Heart rate variability
When at least 8 consecutive RR intervals are available, two time-domain HRV metrics are computed:
SDNN (standard deviation of NN intervals) measures overall variability:
\[\text{SDNN} = \sqrt{\frac{1}{n-1}\sum_{i=1}^{n}\bigl(\text{RR}_i - \overline{\text{RR}}\bigr)^2} \times 1000 \;\text{ms}\]RMSSD (root mean square of successive differences) captures short-term, beat-to-beat variability and is a marker of parasympathetic (vagal) tone:
\[\text{RMSSD} = \sqrt{\frac{1}{n-1}\sum_{i=2}^{n}\bigl(\text{RR}_i - \text{RR}_{i-1}\bigr)^2} \times 1000 \;\text{ms}\]Both metrics are converted from seconds to milliseconds and rounded to one decimal place. SDNN reflects the total power of all cyclic components acting on heart rate. RMSSD, by filtering out slow trends and retaining only successive differences, isolates the high-frequency component that is predominantly vagally mediated. A higher RMSSD generally indicates greater parasympathetic activity and cardiovascular fitness.
Implementation
The application is built with Svelte 5 and Vite, deployed to GitHub Pages.

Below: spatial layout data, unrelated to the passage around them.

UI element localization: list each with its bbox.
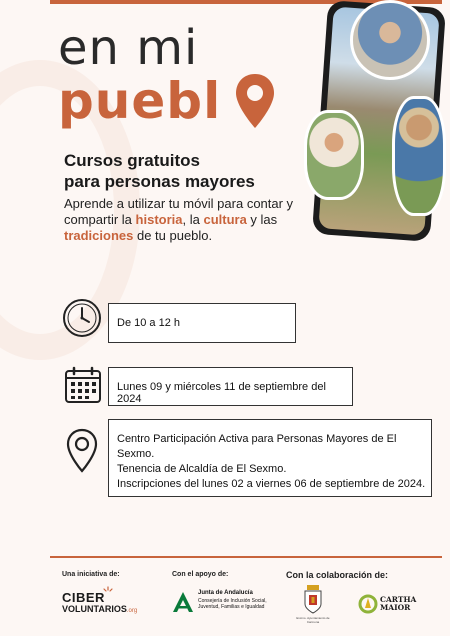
subtitle-line-1: Cursos gratuitos — [64, 151, 201, 170]
title-line-1: en mi — [58, 20, 199, 76]
senior-selfie-photo — [304, 110, 364, 200]
location-box — [108, 419, 432, 497]
subtitle — [64, 150, 255, 192]
location-line-2: Tenencia de Alcaldía de El Sexmo. — [117, 463, 287, 475]
highlight-tradiciones: tradiciones — [64, 228, 134, 243]
cartha-text — [380, 596, 416, 612]
time-box — [108, 303, 296, 343]
location-line-3: Inscripciones del lunes 02 a viernes 06 de septiembre de 2024. — [117, 478, 426, 490]
intro-text — [64, 196, 334, 244]
coat-of-arms-icon — [303, 584, 323, 614]
senior-man-photo — [392, 96, 446, 216]
map-pin-icon — [234, 72, 276, 132]
junta-andalucia-logo — [172, 590, 282, 626]
cartha-line-2: MAIOR — [380, 603, 411, 612]
highlight-historia: historia — [135, 212, 183, 227]
junta-department: Consejería de Inclusión Social, Juventud, Familias e Igualdad — [198, 598, 267, 610]
junta-emblem-icon — [172, 590, 194, 614]
time-text: De 10 a 12 h — [117, 317, 180, 329]
ciber-logo-line-2 — [62, 604, 137, 614]
title-line-2: puebl — [58, 72, 222, 130]
clock-icon — [62, 298, 102, 338]
sparkle-icon — [102, 586, 114, 596]
ciber-logo-suffix: .org — [126, 608, 138, 614]
cibervoluntarios-logo — [62, 590, 152, 620]
collaboration-label: Con la colaboración de: — [286, 570, 389, 580]
bottom-accent-bar — [50, 556, 442, 558]
ciber-logo-line-1: CIBER — [62, 590, 105, 605]
map-pin-icon — [66, 428, 98, 474]
cartha-emblem-icon — [358, 594, 378, 614]
cartha-maior-logo — [358, 594, 418, 618]
intro-part-1: Aprende a utilizar tu móvil para contar y compartir la — [64, 196, 294, 227]
location-line-1: Centro Participación Activa para Personas Mayores de El Sexmo. — [117, 433, 397, 460]
subtitle-line-2: para personas mayores — [64, 172, 255, 191]
escudo-caption: Excmo. Ayuntamiento de Carmona — [296, 616, 330, 624]
dates-text: Lunes 09 y miércoles 11 de septiembre del 2024 — [117, 381, 326, 405]
calendar-icon — [64, 366, 102, 404]
support-label: Con el apoyo de: — [172, 571, 229, 578]
intro-part-2: , la — [182, 212, 204, 227]
intro-part-3: y las — [246, 212, 278, 227]
initiative-label: Una iniciativa de: — [62, 571, 120, 578]
intro-part-4: de tu pueblo. — [133, 228, 213, 243]
cartha-line-1: CARTHA — [380, 595, 417, 604]
senior-woman-photo — [350, 0, 430, 80]
junta-name: Junta de Andalucía — [198, 590, 253, 596]
highlight-cultura: cultura — [203, 212, 247, 227]
carmona-coat-of-arms-logo — [296, 584, 330, 624]
ciber-logo-word: VOLUNTARIOS — [62, 604, 127, 614]
dates-box — [108, 367, 353, 406]
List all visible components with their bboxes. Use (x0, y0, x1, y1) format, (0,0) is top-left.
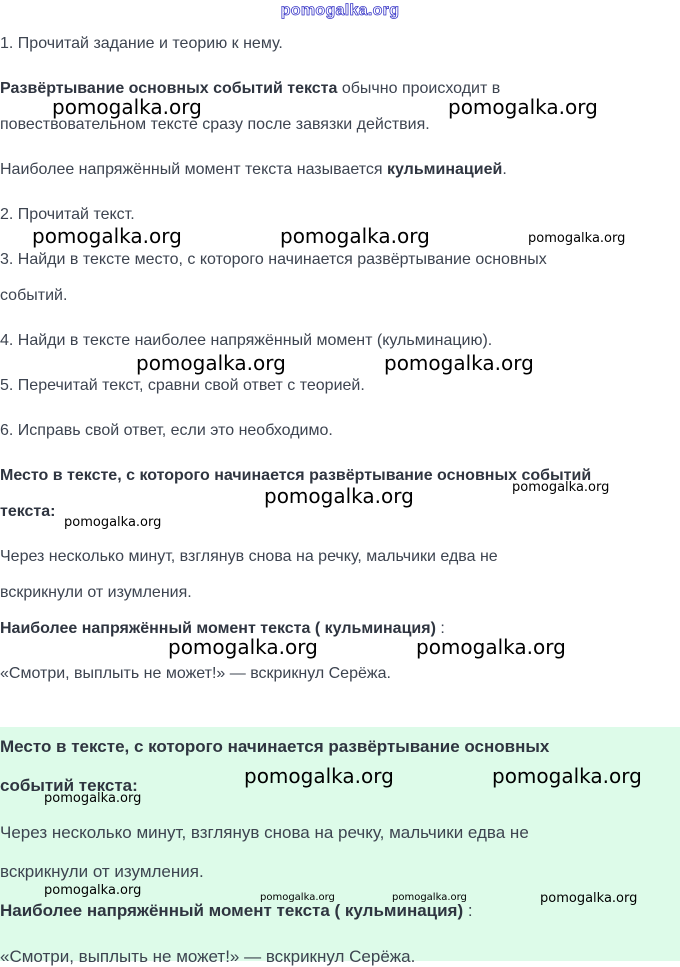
watermark: pomogalka.org (528, 231, 626, 246)
box-a1-line1: Через несколько минут, взглянув снова на речку, мальчики едва не (0, 823, 529, 842)
theory-1-bold: Развёртывание основных событий текста (0, 80, 338, 97)
box-q2: Наиболее напряжённый момент текста ( кульминация) : (0, 901, 473, 920)
watermark: pomogalka.org (244, 764, 394, 788)
answer-a1-line1: Через несколько минут, взглянув снова на речку, мальчики едва не (0, 548, 498, 565)
watermark: pomogalka.org (136, 351, 286, 375)
step-3-line1: 3. Найди в тексте место, с которого начинается развёртывание основных (0, 251, 547, 268)
box-a2: «Смотри, выплыть не может!» — вскрикнул Серёжа. (0, 947, 416, 966)
watermark: pomogalka.org (44, 791, 142, 806)
watermark: pomogalka.org (448, 95, 598, 119)
step-5: 5. Перечитай текст, сравни свой ответ с теорией. (0, 377, 365, 394)
watermark: pomogalka.org (540, 891, 638, 906)
box-q1-line2: событий текста: (0, 776, 138, 795)
answer-q1-line2: текста: (0, 503, 56, 520)
answer-q2: Наиболее напряжённый момент текста ( кульминация) : (0, 620, 445, 637)
watermark: pomogalka.org (416, 635, 566, 659)
answer-a1-line2: вскрикнули от изумления. (0, 584, 192, 601)
watermark: pomogalka.org (260, 892, 335, 903)
answer-a2: «Смотри, выплыть не может!» — вскрикнул Серёжа. (0, 665, 391, 682)
theory-2-start: Наиболее напряжённый момент текста называется (0, 161, 387, 178)
watermark: pomogalka.org (32, 224, 182, 248)
watermark: pomogalka.org (512, 480, 610, 495)
answer-q1-line1: Место в тексте, с которого начинается развёртывание основных событий (0, 467, 592, 484)
theory-2 (0, 160, 507, 180)
site-header-logo[interactable]: pomogalka.org (280, 2, 400, 19)
watermark: pomogalka.org (492, 764, 642, 788)
theory-2-bold: кульминацией (386, 161, 503, 178)
theory-1-line2: повествовательном тексте сразу после завязки действия. (0, 116, 430, 133)
box-a1-line2: вскрикнули от изумления. (0, 862, 204, 881)
watermark: pomogalka.org (384, 351, 534, 375)
step-1: 1. Прочитай задание и теорию к нему. (0, 35, 283, 52)
theory-1-rest: обычно происходит в (337, 80, 501, 97)
step-2: 2. Прочитай текст. (0, 206, 135, 223)
watermark: pomogalka.org (168, 635, 318, 659)
watermark: pomogalka.org (392, 892, 467, 903)
watermark: pomogalka.org (52, 95, 202, 119)
answer-highlight-box (0, 727, 680, 961)
step-6: 6. Исправь свой ответ, если это необходимо. (0, 422, 333, 439)
watermark: pomogalka.org (264, 484, 414, 508)
watermark: pomogalka.org (280, 224, 430, 248)
step-3-line2: событий. (0, 287, 68, 304)
watermark: pomogalka.org (44, 883, 142, 898)
theory-2-end: . (502, 161, 507, 178)
step-4: 4. Найди в тексте наиболее напряжённый момент (кульминацию). (0, 332, 493, 349)
box-q1-line1: Место в тексте, с которого начинается развёртывание основных (0, 737, 550, 756)
watermark: pomogalka.org (64, 515, 162, 530)
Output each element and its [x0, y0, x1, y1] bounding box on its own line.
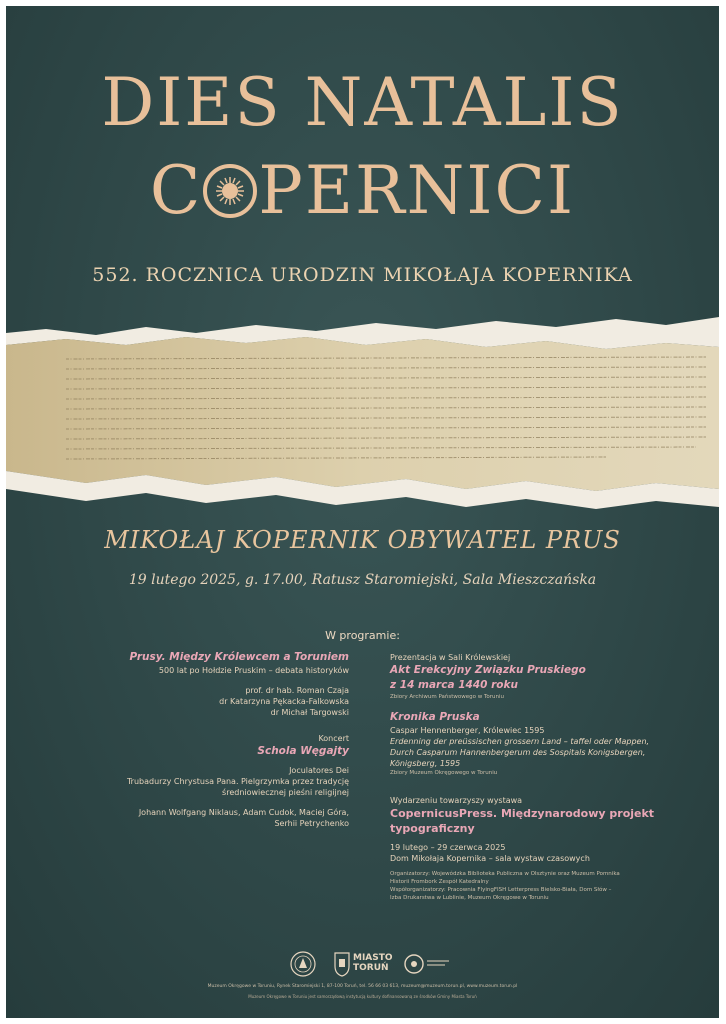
act-title: z 14 marca 1440 roku	[390, 679, 518, 691]
organizers-line: Organizatorzy: Wojewódzka Biblioteka Publiczna w Olsztynie oraz Muzeum Pomnika	[390, 871, 620, 877]
exhibit-dates: 19 lutego – 29 czerwca 2025	[390, 843, 506, 852]
presentation-label: Prezentacja w Sali Królewskiej	[390, 653, 511, 662]
organizers-line: Współorganizatorzy: Pracownia FlyingFISH Letterpress Bielsko-Biała, Dom Słów –	[390, 887, 612, 893]
speaker: dr Katarzyna Pękacka-Falkowska	[219, 697, 349, 706]
title-line-2-rest: PERNICI	[258, 152, 576, 229]
footer-contact: Muzeum Okręgowe w Toruniu, Rynek Staromiejski 1, 87-100 Toruń, tel. 56 66 03 613, muzeum@muzeum.torun.pl, www.muzeum.torun.pl	[207, 984, 518, 989]
chronicle-desc: Durch Casparum Hannenbergerum des Sospitals Konigsbergen,	[390, 748, 646, 757]
concert-label: Koncert	[318, 734, 349, 743]
concert-line: Trubadurzy Chrystusa Pana. Pielgrzymka przez tradycję	[126, 777, 349, 786]
logos-row	[6, 950, 719, 980]
footer-note: Muzeum Okręgowe w Toruniu jest samorządową instytucją kultury dofinansowaną ze środków Gminy Miasta Toruń	[248, 994, 477, 999]
city-logo-line1: MIASTO	[353, 953, 393, 963]
exhibit-title: CopernicusPress. Międzynarodowy projekt	[390, 807, 655, 820]
torun-coat-of-arms-icon	[333, 950, 351, 978]
act-source: Zbiory Archiwum Państwowego w Toruniu	[390, 694, 505, 700]
chronicle-desc: Königsberg, 1595	[390, 759, 461, 768]
museum-seal-logo	[289, 950, 317, 978]
sun-o-icon	[202, 163, 258, 219]
debate-subtitle: 500 lat po Hołdzie Pruskim – debata historyków	[158, 666, 349, 675]
exhibit-title: typograficzny	[390, 822, 475, 835]
title-line-2	[6, 152, 719, 229]
exhibit-label: Wydarzeniu towarzyszy wystawa	[390, 796, 523, 805]
program-heading: W programie:	[325, 629, 400, 642]
event-dateline: 19 lutego 2025, g. 17.00, Ratusz Staromiejski, Sala Mieszczańska	[128, 572, 597, 588]
act-title: Akt Erekcyjny Związku Pruskiego	[390, 664, 586, 676]
chronicle-source: Zbiory Muzeum Okręgowego w Toruniu	[390, 770, 498, 776]
chronicle-desc: Erdenning der preüssischen grossern Land – taffel oder Mappen,	[390, 737, 650, 746]
event-heading: MIKOŁAJ KOPERNIK OBYWATEL PRUS	[104, 526, 621, 554]
program-left-column	[49, 650, 349, 829]
title-line-2-c: C	[149, 152, 203, 229]
debate-title: Prusy. Między Królewcem a Toruniem	[129, 651, 349, 663]
program-right-column	[390, 650, 710, 902]
copernicus-house-logo	[403, 950, 451, 978]
title-line-1: DIES NATALIS	[101, 64, 624, 141]
organizers-line: Historii Frombork Zespół Katedralny	[390, 879, 489, 885]
performers-line: Serhii Petrychenko	[274, 819, 349, 828]
exhibit-place: Dom Mikołaja Kopernika – sala wystaw czasowych	[390, 854, 590, 863]
subtitle: 552. ROCZNICA URODZIN MIKOŁAJA KOPERNIKA	[92, 264, 633, 286]
poster	[6, 6, 719, 1018]
concert-title: Schola Węgajty	[257, 745, 349, 757]
performers-line: Johann Wolfgang Niklaus, Adam Cudok, Maciej Góra,	[138, 808, 349, 817]
concert-line: Joculatores Dei	[289, 766, 349, 775]
manuscript-strip	[6, 311, 719, 511]
organizers-line: Izba Drukarstwa w Lublinie, Muzeum Okręgowe w Toruniu	[390, 895, 549, 901]
speaker: prof. dr hab. Roman Czaja	[245, 686, 349, 695]
concert-line: średniowiecznej pieśni religijnej	[222, 788, 349, 797]
city-logo-text	[353, 953, 393, 981]
chronicle-title: Kronika Pruska	[390, 711, 480, 723]
speaker: dr Michał Targowski	[270, 708, 349, 717]
city-logo-line2: TORUŃ	[353, 963, 389, 973]
chronicle-author: Caspar Hennenberger, Królewiec 1595	[390, 726, 545, 735]
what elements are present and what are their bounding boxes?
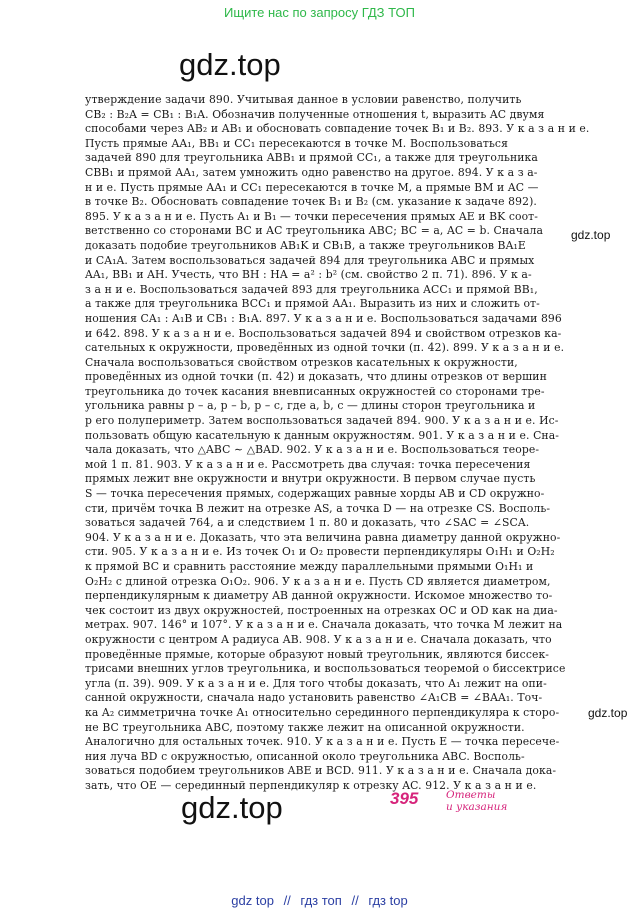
text-line: AA₁, BB₁ и AH. Учесть, что BH : HA = a² : b² (см. свойство 2 п. 71). 896. У к а-	[85, 268, 532, 282]
text-line: трисами внешних углов треугольника, и воспользоваться теоремой о биссектрисе	[85, 662, 566, 676]
text-line: 904. У к а з а н и е. Доказать, что эта величина равна диаметру данной окружно-	[85, 530, 561, 544]
text-line: p его полупериметр. Затем воспользоваться задачей 894. 900. У к а з а н и е. Ис-	[85, 414, 559, 428]
page-number: 395	[390, 789, 419, 808]
text-line: сти, причём точка B лежит на отрезке AS, а точка D — на отрезке CS. Восполь-	[85, 501, 551, 515]
section-title-line-2: и указания	[446, 801, 508, 813]
footer-links	[0, 893, 639, 908]
text-line: Пусть прямые AA₁, BB₁ и CC₁ пересекаются в точке M. Воспользоваться	[85, 136, 508, 150]
text-line: задачей 890 для треугольника ABB₁ и прямой CC₁, а также для треугольника	[85, 151, 538, 165]
text-line: Сначала воспользоваться свойством отрезков касательных к окружности,	[85, 355, 518, 369]
text-line: санной окружности, сначала надо установить равенство ∠A₁CB = ∠BAA₁. Точ-	[85, 691, 543, 705]
text-line: ка A₂ симметрична точке A₁ относительно серединного перпендикуляра к сторо-	[85, 705, 560, 719]
text-line: мой 1 п. 81. 903. У к а з а н и е. Рассмотреть два случая: точка пересечения	[85, 457, 531, 471]
footer-separator: //	[351, 893, 359, 908]
text-line: зоваться задачей 764, а и следствием 1 п. 80 и доказать, что ∠SAC = ∠SCA.	[85, 516, 530, 530]
text-line: а также для треугольника BCC₁ и прямой AA₁. Выразить из них и сложить от-	[85, 297, 540, 311]
text-line: проведённые прямые, которые образуют новый треугольник, являются биссек-	[85, 647, 550, 661]
text-line: угольника равны p – a, p – b, p – c, где a, b, c — длины сторон треугольника и	[85, 399, 536, 413]
text-line: угла (п. 39). 909. У к а з а н и е. Для того чтобы доказать, что A₁ лежит на опи-	[85, 676, 547, 690]
text-line: н и е. Пусть прямые AA₁ и CC₁ пересекаются в точке M, а прямые BM и AC —	[85, 180, 539, 194]
text-line: проведённых из одной точки (п. 42) и доказать, что длины отрезков от вершин	[85, 370, 547, 384]
watermark-bottom: gdz.top	[181, 790, 283, 825]
text-line: S — точка пересечения прямых, содержащих равные хорды AB и CD окружно-	[85, 487, 545, 501]
text-line: не BC треугольника ABC, поэтому также лежит на описанной окружности.	[85, 720, 525, 734]
watermark-right-1: gdz.top	[571, 228, 611, 242]
top-banner-link[interactable]: Ищите нас по запросу ГДЗ ТОП	[224, 5, 415, 20]
section-title	[446, 789, 507, 813]
text-line: ния луча BD с окружностью, описанной около треугольника ABC. Восполь-	[85, 749, 525, 763]
text-line: способами через AB₂ и AB₁ и обосновать совпадение точек B₁ и B₂. 893. У к а з а н и е.	[85, 122, 590, 136]
text-line: з а н и е. Воспользоваться задачей 893 для треугольника ACC₁ и прямой BB₁,	[85, 282, 538, 296]
text-line: окружности с центром A радиуса AB. 908. У к а з а н и е. Сначала доказать, что	[85, 632, 552, 646]
text-line: прямых лежит вне окружности и внутри окружности. В первом случае пусть	[85, 472, 536, 486]
text-line: сательных к окружности, проведённых из одной точки (п. 42). 899. У к а з а н и е.	[85, 341, 565, 355]
watermark-right-2: gdz.top	[588, 706, 628, 720]
text-line: утверждение задачи 890. Учитывая данное в условии равенство, получить	[85, 93, 522, 106]
text-line: чала доказать, что △ABC ∼ △BAD. 902. У к а з а н и е. Воспользоваться теоре-	[85, 443, 540, 457]
answers-text-block	[85, 93, 590, 794]
footer-separator: //	[283, 893, 291, 908]
text-line: треугольника до точек касания вневписанных окружностей со сторонами тре-	[85, 384, 545, 398]
text-line: в точке B₂. Обосновать совпадение точек B₁ и B₂ (см. указание к задаче 892).	[85, 195, 537, 209]
text-line: зоваться подобием треугольников ABE и BCD. 911. У к а з а н и е. Сначала дока-	[85, 764, 557, 778]
text-line: Аналогично для остальных точек. 910. У к а з а н и е. Пусть E — точка пересече-	[85, 735, 560, 749]
text-line: чек состоит из двух окружностей, построенных на отрезках OC и OD как на диа-	[85, 603, 558, 617]
footer-link-gdz-top-mixed[interactable]: гдз top	[368, 893, 408, 908]
text-line: пользовать общую касательную к данным окружностям. 901. У к а з а н и е. Сна-	[85, 428, 560, 442]
text-line: метрах. 907. 146° и 107°. У к а з а н и е. Сначала доказать, что точка M лежит на	[85, 618, 563, 632]
text-line: ношения CA₁ : A₁B и CB₁ : B₁A. 897. У к а з а н и е. Воспользоваться задачами 896	[85, 311, 562, 325]
text-line: O₂H₂ с длиной отрезка O₁O₂. 906. У к а з а н и е. Пусть CD является диаметром,	[85, 574, 551, 588]
text-line: ветственно со сторонами BC и AC треугольника ABC; BC = a, AC = b. Сначала	[85, 224, 543, 238]
text-line: сти. 905. У к а з а н и е. Из точек O₁ и O₂ провести перпендикуляры O₁H₁ и O₂H₂	[85, 545, 555, 559]
text-line: CBB₁ и прямой AA₁, затем умножить одно равенство на другое. 894. У к а з а-	[85, 165, 538, 179]
text-line: CB₂ : B₂A = CB₁ : B₁A. Обозначив полученные отношения t, выразить AC двумя	[85, 107, 545, 121]
text-line: перпендикулярным к диаметру AB данной окружности. Искомое множество то-	[85, 589, 553, 603]
section-title-line-1: Ответы	[446, 789, 496, 801]
footer-link-gdz-top[interactable]: gdz top	[231, 893, 274, 908]
text-line: к прямой BC и сравнить расстояние между параллельными прямыми O₁H₁ и	[85, 560, 534, 573]
text-line: доказать подобие треугольников AB₁K и CB₁B, а также треугольников BA₁E	[85, 238, 526, 252]
text-line: 895. У к а з а н и е. Пусть A₁ и B₁ — точки пересечения прямых AE и BK соот-	[85, 209, 539, 223]
text-line: зать, что OE — серединный перпендикуляр к отрезку AC. 912. У к а з а н и е.	[85, 778, 537, 792]
footer-link-gdz-top-ru[interactable]: гдз топ	[300, 893, 342, 908]
text-line: и CA₁A. Затем воспользоваться задачей 894 для треугольника ABC и прямых	[85, 253, 535, 267]
text-line: и 642. 898. У к а з а н и е. Воспользоваться задачей 894 и свойством отрезков ка-	[85, 326, 562, 340]
watermark-header: gdz.top	[179, 47, 281, 82]
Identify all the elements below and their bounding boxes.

The camera captures at 640\(\times\)480 targeting 30 fps; the actual frame interval is measured from video.currentTime deltas and smoothed via an exponentially weighted moving average (\(\alpha = 0.05\)) of \(\Delta t\), then inverted to obtain the effective frame rate. Smoothing the interval rather than the reciprocal avoids the bias from Jensen's inequality (\(E[1/X] \neq 1/E[X]\)). This measured rate is used as the sample rate for all spectral analysis, and all animation timing (cardiac oscillator, blend ramps, breath smoothing) uses per-frame \(\Delta t\) directly, so the pipeline adapts to devices that cannot sustain a constant frame rate. The main frame loop runs via requestAnimationFrame, with face detection every 3 frames and vitals computation every 60 frames. A 150-frame calibration period stabilizes the IIR filter states and allows the spatial beamformer to accumulate its initial correlation history before measurements begin. Face tracking has a 500 ms grace period before clearing ROIs on momentary detection drops. If the face is lost for more than 10 seconds, all signal buffers, filter states, beamformer weights, and the cardiac phase oscillator are reset and calibration restarts. A camera shake detector tracks the forehead ROI centroid between detection steps: the frame-to-frame displacement (in normalized coordinates) is smoothed with \(\alpha = 0.15\), and if the smoothed jitter exceeds 1.2% of the frame dimension, vital sign readouts are hidden until the camera stabilizes.
The WebGL2 renderer uses RGBA8 textures with LINEAR filtering and CLAMP_TO_EDGE wrapping. The video frame is uploaded to a texture each frame via texImage2D. All signal processing (POS, FFT, autocorrelation, peak detection, Kalman filter, spatial beamforming) runs on the main thread in pure TypeScript with Float64Array arithmetic. The FFT uses in-place Cooley-Tukey with bit-reversal permutation, and the bandpass filter operates in the frequency domain (forward FFT, zero out-of-band bins, inverse FFT). Both heart rate and breathing rate use a dual-estimator approach, running FFT spectral analysis and time-domain autocorrelation in parallel and fusing the results by agreement. No external signal processing libraries are used.